I only had an issue with homeassistant, grafana was fine. Odd

Hi, I'm also affected by this issue with the HomeAssistant image.
The container loops with this error.

So if it is not clear (it was not for me...), you have to upgrade your Pi OS and install a backport of the lib then reboot:
home-assistant/core#52855 (comment)

The advice has changed, slightly, because it now depends on whether you are running Raspbian Buster or Bullseye. The updated doco is currently here. When PR440 is applied, that will move into the official Getting Started document.

It's really kinda important not to make the mistake of applying the libseccomp2 patch to Bullseye because you just wind up with a broken mess and have to start over.

@Paraphraser thanks . I got lucky in applying patch 2 having that distro.

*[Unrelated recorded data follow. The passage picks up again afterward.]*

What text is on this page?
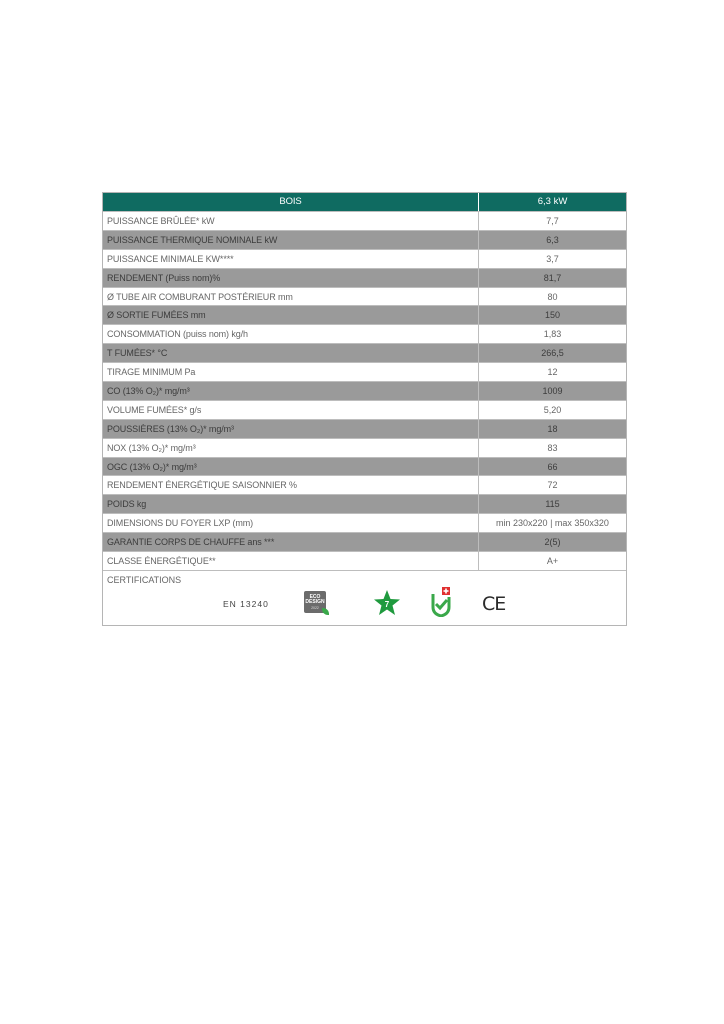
BOIS	6,3 kW
PUISSANCE BRÛLÉE* kW	7,7
PUISSANCE THERMIQUE NOMINALE kW	6,3
PUISSANCE MINIMALE KW****	3,7
RENDEMENT (Puiss nom)%	81,7
Ø TUBE AIR COMBURANT POSTÉRIEUR mm	80
Ø SORTIE FUMÉES mm	150
CONSOMMATION (puiss nom) kg/h	1,83
T FUMÉES* °C	266,5
TIRAGE MINIMUM Pa	12
CO (13% O₂)* mg/m³	1009
VOLUME FUMÉES* g/s	5,20
POUSSIÈRES (13% O₂)* mg/m³	18
NOX (13% O₂)* mg/m³	83
OGC (13% O₂)* mg/m³	66
RENDEMENT ÉNERGÉTIQUE SAISONNIER %	72
POIDS kg	115
DIMENSIONS DU FOYER LXP (mm)	min 230x220 | max 350x320
GARANTIE CORPS DE CHAUFFE ans ***	2(5)
CLASSE ÉNERGÉTIQUE**	A+
CERTIFICATIONS
EN 13240
ECO
DESIGN
2022	7	CE
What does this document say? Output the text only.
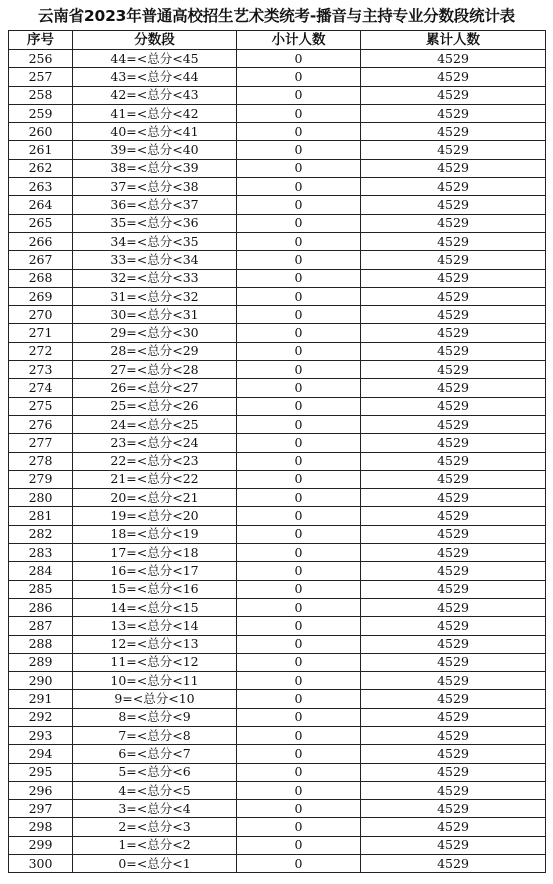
云南省2023年普通高校招生艺术类统考-播音与主持专业分数段统计表
序号	分数段	小计人数	累计人数
256	44=<总分<45	0	4529
257	43=<总分<44	0	4529
258	42=<总分<43	0	4529
259	41=<总分<42	0	4529
260	40=<总分<41	0	4529
261	39=<总分<40	0	4529
262	38=<总分<39	0	4529
263	37=<总分<38	0	4529
264	36=<总分<37	0	4529
265	35=<总分<36	0	4529
266	34=<总分<35	0	4529
267	33=<总分<34	0	4529
268	32=<总分<33	0	4529
269	31=<总分<32	0	4529
270	30=<总分<31	0	4529
271	29=<总分<30	0	4529
272	28=<总分<29	0	4529
273	27=<总分<28	0	4529
274	26=<总分<27	0	4529
275	25=<总分<26	0	4529
276	24=<总分<25	0	4529
277	23=<总分<24	0	4529
278	22=<总分<23	0	4529
279	21=<总分<22	0	4529
280	20=<总分<21	0	4529
281	19=<总分<20	0	4529
282	18=<总分<19	0	4529
283	17=<总分<18	0	4529
284	16=<总分<17	0	4529
285	15=<总分<16	0	4529
286	14=<总分<15	0	4529
287	13=<总分<14	0	4529
288	12=<总分<13	0	4529
289	11=<总分<12	0	4529
290	10=<总分<11	0	4529
291	9=<总分<10	0	4529
292	8=<总分<9	0	4529
293	7=<总分<8	0	4529
294	6=<总分<7	0	4529
295	5=<总分<6	0	4529
296	4=<总分<5	0	4529
297	3=<总分<4	0	4529
298	2=<总分<3	0	4529
299	1=<总分<2	0	4529
300	0=<总分<1	0	4529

For the first patch, it seems I already had somehow "fixed it" by forcing the restart of dhcpcd every time it went down for the eth0 interface... (#bruteforce):

# crontab 
# */5 * * * * /home/pi/checknetworkup.sh
# checknetworkup.sh
#!/bin/bash

ip link show | grep eth0 | egrep -q 'UP,LOWER_UP.* state UP'
if [[ $? -eq 0 ]] ; then
#  echo "checknetworkup test... all fine !"
  exit 0
else
  echo "checknetworkup test... eth0 not up, here is the current state:"
  echo "checknetworkup : $(ip link show | egrep 'UP,LOWER_UP.* state UP')"
  echo "checknetworkup test... eth0 not up, restarting dhcpcd..."
  sudo systemctl restart dhcpcd
  echo "checknetworkup test... restarted."
fi

I did it slightly differently - see gist.

The title is slightly misleading - implies WiFi - but also works for eth. I have this on all my systems. If a system doesn't have eth0 active, I just comment out that line.